Depuis la sortie du Royaume-Uni de l’Union européenne, les relations entre Londres et Rabat connaissent un nouvel élan. La politique étrangère britannique dite «Global Britain», qui identifie le Maroc comme un allié stratégique, commence à produire des effets tangibles sur le plan économique. Dernier exemple en date, indique le magazine Challenge: le lancement de liaisons maritimes réfrigérées par DP World et Samskip reliant les deux pays, facilitant le commerce de produits périssables et consolidant les flux logistiques entre l’Europe et l’Afrique.
Au premier trimestre 2025, les échanges commerciaux bilatéraux ont bondi de 16,4% sur un an, frôlant les 6 milliards de dollars (4,4 milliards de livres sterling), selon les données publiées le 1er août par le Department for Business and Trade britannique. Cette progression est largement portée par les exportations marocaines, qui se sont élevées à 2,7 milliards de livres (3,5 milliards de dollars), notamment dans les secteurs de l’agroalimentaire, du textile et de l’automobile. À ces flux de biens s’ajoute un dynamisme croissant des services, porté par le tourisme et la finance, lit-on.
Cette dynamique s’inscrit dans la logique de « Global Britain », dévoilée par Boris Johnson le 2 février 2020. Ce programme ambitieux visait à repositionner le Royaume-Uni sur la scène internationale au-delà de l’Europe, en mettant l’accent sur la sécurité, le développement et les partenariats économiques. Selon un rapport de l’IMIS consacré à l’Afrique, «le Maroc, grâce à sa stabilité macroéconomique et institutionnelle et à son ouverture commerciale, constitue une interface privilégiée entre le Royaume-Uni et le continent africain».
Bloomberg souligne également le rôle stratégique du Maroc comme «connecteur de la mondialisation». Sa position géographique, ses infrastructures portuaires et aéroportuaires ainsi que son non-alignement dans les rivalités géostratégiques lui permettent de devenir un hub pour les investissements, les importations et les exportations en Afrique. «Le Maroc est désormais un point d’entrée crucial pour la coopération économique Nord-Sud», note Hicham Kasraoui, expert à l’IMIS, cité par Challenge.

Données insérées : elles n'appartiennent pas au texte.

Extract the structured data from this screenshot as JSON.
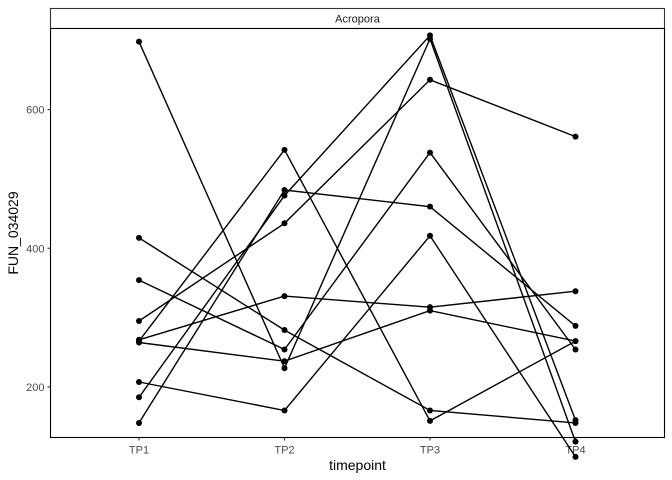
{
  "chart_data": {
    "type": "line",
    "facet_label": "Acropora",
    "xlabel": "timepoint",
    "ylabel": "FUN_034029",
    "categories": [
      "TP1",
      "TP2",
      "TP3",
      "TP4"
    ],
    "ylim": [
      127,
      717
    ],
    "y_ticks": [
      200,
      400,
      600
    ],
    "grid": false,
    "series": [
      {
        "values": [
          698,
          227,
          702,
          121
        ]
      },
      {
        "values": [
          415,
          282,
          166,
          148
        ]
      },
      {
        "values": [
          354,
          254,
          538,
          254
        ]
      },
      {
        "values": [
          295,
          436,
          643,
          561
        ]
      },
      {
        "values": [
          268,
          331,
          315,
          338
        ]
      },
      {
        "values": [
          266,
          542,
          151,
          266
        ]
      },
      {
        "values": [
          264,
          237,
          310,
          266
        ]
      },
      {
        "values": [
          207,
          166,
          418,
          99
        ]
      },
      {
        "values": [
          185,
          476,
          707,
          152
        ]
      },
      {
        "values": [
          148,
          484,
          460,
          288
        ]
      }
    ],
    "colors": {
      "line": "#000000",
      "point": "#000000"
    }
  }
}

Le développement du secteur tertiaire marocain constitue un levier central pour renforcer cette coopération. Casablanca Finance City (CFC) accueille ainsi de nombreuses institutions britanniques, avec près de 48% de ses 202 entreprises membres spécialisées dans les services aux entreprises, dont finance, conseil, audit et juridique. Parmi elles figurent Boston Consulting Group, Deloitte, ainsi que DLA Piper et Clifford Chance, deux des principaux cabinets d’avocats britanniques.
Parallèlement, le Maroc se positionne comme un acteur majeur dans les énergies renouvelables, grâce à son potentiel solaire et éolien et à des projets structurants comme l’hydrogène vert. Le Royaume-Uni, déterminé à accélérer sa transition énergétique, pourrait bénéficier de cette énergie à faible coût, tout en consolidant sa sécurité énergétique et en atteignant ses objectifs de décarbonation.
D’autres secteurs, comme l’industrie automobile — notamment la mobilité électrique et la production de batteries, ou encore la santé, l’éducation et la recherche appliquée, offrent également un terrain fertile pour des partenariats bilatéraux. L’exploitation des réserves de phosphate marocaines renforce l’intérêt britannique dans le développement d’une industrie durable et innovante.
Rabat et Londres multiplient les initiatives diplomatiques et commerciales pour institutionnaliser leur coopération. Les axes prioritaires incluent les énergies renouvelables, la finance verte et l’éducation. Le franchissement du cap des 6 milliards de dollars au premier trimestre 2025 pourrait n’être qu’une étape vers une relation économique plus équilibrée, tournée vers l’avenir et résolument stratégique.